Um cheiro de perfume podre: paranoia, negação e militares

Por André Márcio

“O Brasil pandêmico tem um cheiro de perfume podre e todos nós sabemos de onde ele vem. Na verdade, esse cheiro está hoje disseminado por toda a nossa sociedade. Ele vem das valas comuns abertas para jogar os corpos produzidos pela ignorância do governo Bolsonaro. O mesmo cheiro vem dos corpos putrefatos nos hospitais e frigoríficos à espera dessas valas, pois sequer o reboque para levá-los dá conta da quantidade. O perfume podre vem dos corredores lotados de doentes miseráveis, moribundos, à espera que alguém saia da UTI, vivo ou morto.”


O Brasil pandêmico tem um cheiro de perfume podre e todos nós sabemos de onde ele vem. Na verdade, esse cheiro está hoje disseminado por toda a nossa sociedade. Ele vem das valas comuns abertas para jogar os corpos produzidos pela ignorância do governo Bolsonaro. O mesmo cheiro vem dos corpos putrefatos nos hospitais e frigoríficos à espera dessas valas, pois sequer o reboque para levá-los dá conta da quantidade. O perfume podre vem dos corredores lotados de doentes miseráveis, moribundos, à espera que alguém saia da UTI, vivo ou morto. Esse cheiro vagueia pelos transportes públicos lotados, sujos e calorentos que as classes menos favorecidas são obrigadas a tomar todo santo dia para ganhar seu “pão”. O podre desse perfume é ainda mais intenso na falta de empatia das pessoas e classes mais afortunadas pelos mais necessitados, não hesitando em escorraçá-los das empresas, mandando-os pedir a esmola que o governo oferece. Por fim, a decomposição fétida é ainda mais intensa em pleno núcleo do governo central, este com as narinas obstruídas pelo cheiro catinguento das disputas intestinas pelo poder.

Engana-se quem pensa que esse é um momento único no país. O ideal de um país abençoado por natureza sequer passou perto do nosso litoral. Como uma maldição, ao invés do triunvirato descrito em texto anterior[1], qual seja, Igualdade-Liberdade-Segurança, parece que quase sempre estamos às voltas com outro triunvirato, a saber, Paranoia-Negação-Militares. Os exemplos históricos são abundantes. Desde o nascedouro da República, com o golpe militar desferido pelo Marechal Deodoro da Fonseca; o suicídio de Vargas e a renúncia de Jânio Quadros; até o atual governo paranoico e negacionista, entupido de militares, do presidente Bolsonaro.
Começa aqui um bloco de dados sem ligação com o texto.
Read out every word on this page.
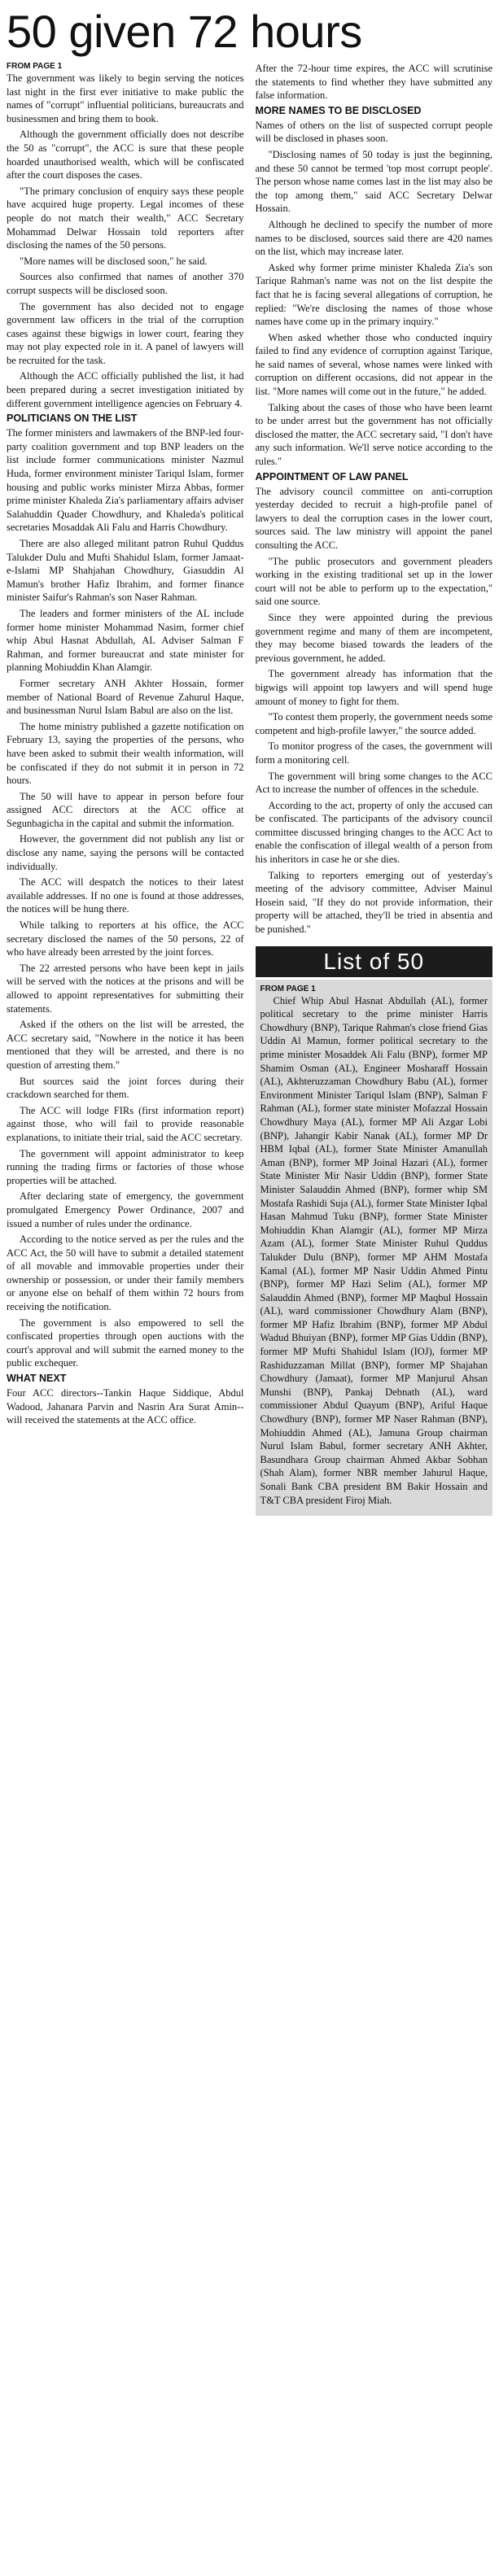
50 given 72 hours
FROM PAGE 1

The government was likely to begin serving the notices last night in the first ever initiative to make public the names of "corrupt" influential politicians, bureaucrats and businessmen and bring them to book.

Although the government officially does not describe the 50 as "corrupt", the ACC is sure that these people hoarded unauthorised wealth, which will be confiscated after the court disposes the cases.

"The primary conclusion of enquiry says these people have acquired huge property. Legal incomes of these people do not match their wealth," ACC Secretary Mohammad Delwar Hossain told reporters after disclosing the names of the 50 persons.

"More names will be disclosed soon," he said.

Sources also confirmed that names of another 370 corrupt suspects will be disclosed soon.

The government has also decided not to engage government law officers in the trial of the corruption cases against these bigwigs in lower court, fearing they may not play expected role in it. A panel of lawyers will be recruited for the task.

Although the ACC officially published the list, it had been prepared during a secret investigation initiated by different government intelligence agencies on February 4.

POLITICIANS ON THE LIST

The former ministers and lawmakers of the BNP-led four-party coalition government and top BNP leaders on the list include former communications minister Nazmul Huda, former environment minister Tariqul Islam, former housing and public works minister Mirza Abbas, former prime minister Khaleda Zia's parliamentary affairs adviser Salahuddin Quader Chowdhury, and Khaleda's political secretaries Mosaddak Ali Falu and Harris Chowdhury.

There are also alleged militant patron Ruhul Quddus Talukder Dulu and Mufti Shahidul Islam, former Jamaat-e-Islami MP Shahjahan Chowdhury, Giasuddin Al Mamun's brother Hafiz Ibrahim, and former finance minister Saifur's Rahman's son Naser Rahman.

The leaders and former ministers of the AL include former home minister Mohammad Nasim, former chief whip Abul Hasnat Abdullah, AL Adviser Salman F Rahman, and former bureaucrat and state minister for planning Mohiuddin Khan Alamgir.

Former secretary ANH Akhter Hossain, former member of National Board of Revenue Zahurul Haque, and businessman Nurul Islam Babul are also on the list.

The home ministry published a gazette notification on February 13, saying the properties of the persons, who have been asked to submit their wealth information, will be confiscated if they do not submit it in person in 72 hours.

The 50 will have to appear in person before four assigned ACC directors at the ACC office at Segunbagicha in the capital and submit the information.

However, the government did not publish any list or disclose any name, saying the persons will be contacted individually.

The ACC will despatch the notices to their latest available addresses. If no one is found at those addresses, the notices will be hung there.

While talking to reporters at his office, the ACC secretary disclosed the names of the 50 persons, 22 of who have already been arrested by the joint forces.

The 22 arrested persons who have been kept in jails will be served with the notices at the prisons and will be allowed to appoint representatives for submitting their statements.

Asked if the others on the list will be arrested, the ACC secretary said, "Nowhere in the notice it has been mentioned that they will be arrested, and there is no question of arresting them."

But sources said the joint forces during their crackdown searched for them.

The ACC will lodge FIRs (first information report) against those, who will fail to provide reasonable explanations, to initiate their trial, said the ACC secretary.

The government will appoint administrator to keep running the trading firms or factories of those whose properties will be attached.

After declaring state of emergency, the government promulgated Emergency Power Ordinance, 2007 and issued a number of rules under the ordinance.

According to the notice served as per the rules and the ACC Act, the 50 will have to submit a detailed statement of all movable and immovable properties under their ownership or possession, or under their family members or anyone else on behalf of them within 72 hours from receiving the notification.

The government is also empowered to sell the confiscated properties through open auctions with the court's approval and will submit the earned money to the public exchequer.

WHAT NEXT

Four ACC directors--Tankin Haque Siddique, Abdul Wadood, Jahanara Parvin and Nasrin Ara Surat Amin--will received the statements at the ACC office.

After the 72-hour time expires, the ACC will scrutinise the statements to find whether they have submitted any false information.

MORE NAMES TO BE DISCLOSED

Names of others on the list of suspected corrupt people will be disclosed in phases soon.

"Disclosing names of 50 today is just the beginning, and these 50 cannot be termed 'top most corrupt people'. The person whose name comes last in the list may also be the top among them," said ACC Secretary Delwar Hossain.

Although he declined to specify the number of more names to be disclosed, sources said there are 420 names on the list, which may increase later.

Asked why former prime minister Khaleda Zia's son Tarique Rahman's name was not on the list despite the fact that he is facing several allegations of corruption, he replied: "We're disclosing the names of those whose names have come up in the primary inquiry."

When asked whether those who conducted inquiry failed to find any evidence of corruption against Tarique, he said names of several, whose names were linked with corruption on different occasions, did not appear in the list. "More names will come out in the future," he added.

Talking about the cases of those who have been learnt to be under arrest but the government has not officially disclosed the matter, the ACC secretary said, "I don't have any such information. We'll serve notice according to the rules."

APPOINTMENT OF LAW PANEL

The advisory council committee on anti-corruption yesterday decided to recruit a high-profile panel of lawyers to deal the corruption cases in the lower court, sources said. The law ministry will appoint the panel consulting the ACC.

"The public prosecutors and government pleaders working in the existing traditional set up in the lower court will not be able to perform up to the expectation," said one source.

Since they were appointed during the previous government regime and many of them are incompetent, they may become biased towards the leaders of the previous government, he added.

The government already has information that the bigwigs will appoint top lawyers and will spend huge amount of money to fight for them.

"To contest them properly, the government needs some competent and high-profile lawyer," the source added.

To monitor progress of the cases, the government will form a monitoring cell.

The government will bring some changes to the ACC Act to increase the number of offences in the schedule.

According to the act, property of only the accused can be confiscated. The participants of the advisory council committee discussed bringing changes to the ACC Act to enable the confiscation of illegal wealth of a person from his inheritors in case he or she dies.

Talking to reporters emerging out of yesterday's meeting of the advisory committee, Adviser Mainul Hosein said, "If they do not provide information, their property will be attached, they'll be tried in absentia and be punished."

List of 50
FROM PAGE 1

Chief Whip Abul Hasnat Abdullah (AL), former political secretary to the prime minister Harris Chowdhury (BNP), Tarique Rahman's close friend Gias Uddin Al Mamun, former political secretary to the prime minister Mosaddek Ali Falu (BNP), former MP Shamim Osman (AL), Engineer Mosharaff Hossain (AL), Akhteruzzaman Chowdhury Babu (AL), former Environment Minister Tariqul Islam (BNP), Salman F Rahman (AL), former state minister Mofazzal Hossain Chowdhury Maya (AL), former MP Ali Azgar Lobi (BNP), Jahangir Kabir Nanak (AL), former MP Dr HBM Iqbal (AL), former State Minister Amanullah Aman (BNP), former MP Joinal Hazari (AL), former State Minister Mir Nasir Uddin (BNP), former State Minister Salauddin Ahmed (BNP), former whip SM Mostafa Rashidi Suja (AL), former State Minister Iqbal Hasan Mahmud Tuku (BNP), former State Minister Mohiuddin Khan Alamgir (AL), former MP Mirza Azam (AL), former State Minister Ruhul Quddus Talukder Dulu (BNP), former MP AHM Mostafa Kamal (AL), former MP Nasir Uddin Ahmed Pintu (BNP), former MP Hazi Selim (AL), former MP Salauddin Ahmed (BNP), former MP Maqbul Hossain (AL), ward commissioner Chowdhury Alam (BNP), former MP Hafiz Ibrahim (BNP), former MP Abdul Wadud Bhuiyan (BNP), former MP Gias Uddin (BNP), former MP Mufti Shahidul Islam (IOJ), former MP Rashiduzzaman Millat (BNP), former MP Shajahan Chowdhury (Jamaat), former MP Manjurul Ahsan Munshi (BNP), Pankaj Debnath (AL), ward commissioner Abdul Quayum (BNP), Ariful Haque Chowdhury (BNP), former MP Naser Rahman (BNP), Mohiuddin Ahmed (AL), Jamuna Group chairman Nurul Islam Babul, former secretary ANH Akhter, Basundhara Group chairman Ahmed Akbar Sobhan (Shah Alam), former NBR member Jahurul Haque, Sonali Bank CBA president BM Bakir Hossain and T&T CBA president Firoj Miah.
Infelizmente, não temos espaço suficiente para comparar tais períodos históricos, como forma de corroborar nossa tese, nem é nossa intenção aqui resgatar a memória de um país que teima em viver pelo avesso, na contramão da história, sob o auspício perene da catástrofe. Ao contrário, o objetivo primeiro desse texto é tentar mostrar, à luz dos acontecimentos reencarnados nessa pandemia, como o Brasil repete o modelo de proto-democracia que nunca se concretiza de fato, uma poliarquia dos iguais poderosos ou mesmo uma oligarquia no sentido restrito do termo, ou seja, um poder exercido por um pequeno número de pessoas, pertencentes ao mesmo partido, classe ou família. Em português claro, o poder exercido por um pequeno grupo.

Para tal intento, todavia, vamos precisar recorrer primeiro ao entendimento básico desse triunvirato contraproducente. A Paranoia, por exemplo, está inserida na constituição do sujeito psicótico. Nesse sentido, ao se estruturar psicologicamente bem cedo, até os três anos de idade, a criança constrói sua psique através de significantes. Desde o seu nascimento, o bebê precisa do outro para lhe dar um lugar de existência e, para isso, é necessária a linguagem. Com um corpo biologicamente normal, vai estar propenso à subjetivação por meio das marcas deixadas pelo “Outro”. Essa falta inaugura o nascente pela marca que a mãe imprime em seu corpo.

Para que se estruture um sujeito, a falta é necessária, pois o ato da provocação gera nesta criança a pulsão como representante do biológico, a qual só pode ser aliviada por meio do outro (objeto). É esse outro que pela repetição vai inscrever no filho o traço de memória. A marca que fica pelo objeto faltante é o que desenha no inconsciente o objeto do desejo. A pulsão, assim, é a propulsora do desejo. Constitutivamente, o significante causador da falta vai estar sempre num lugar de objeto faltante no imaginário do bebê, enquanto o real do vazio lhe causa o desejo.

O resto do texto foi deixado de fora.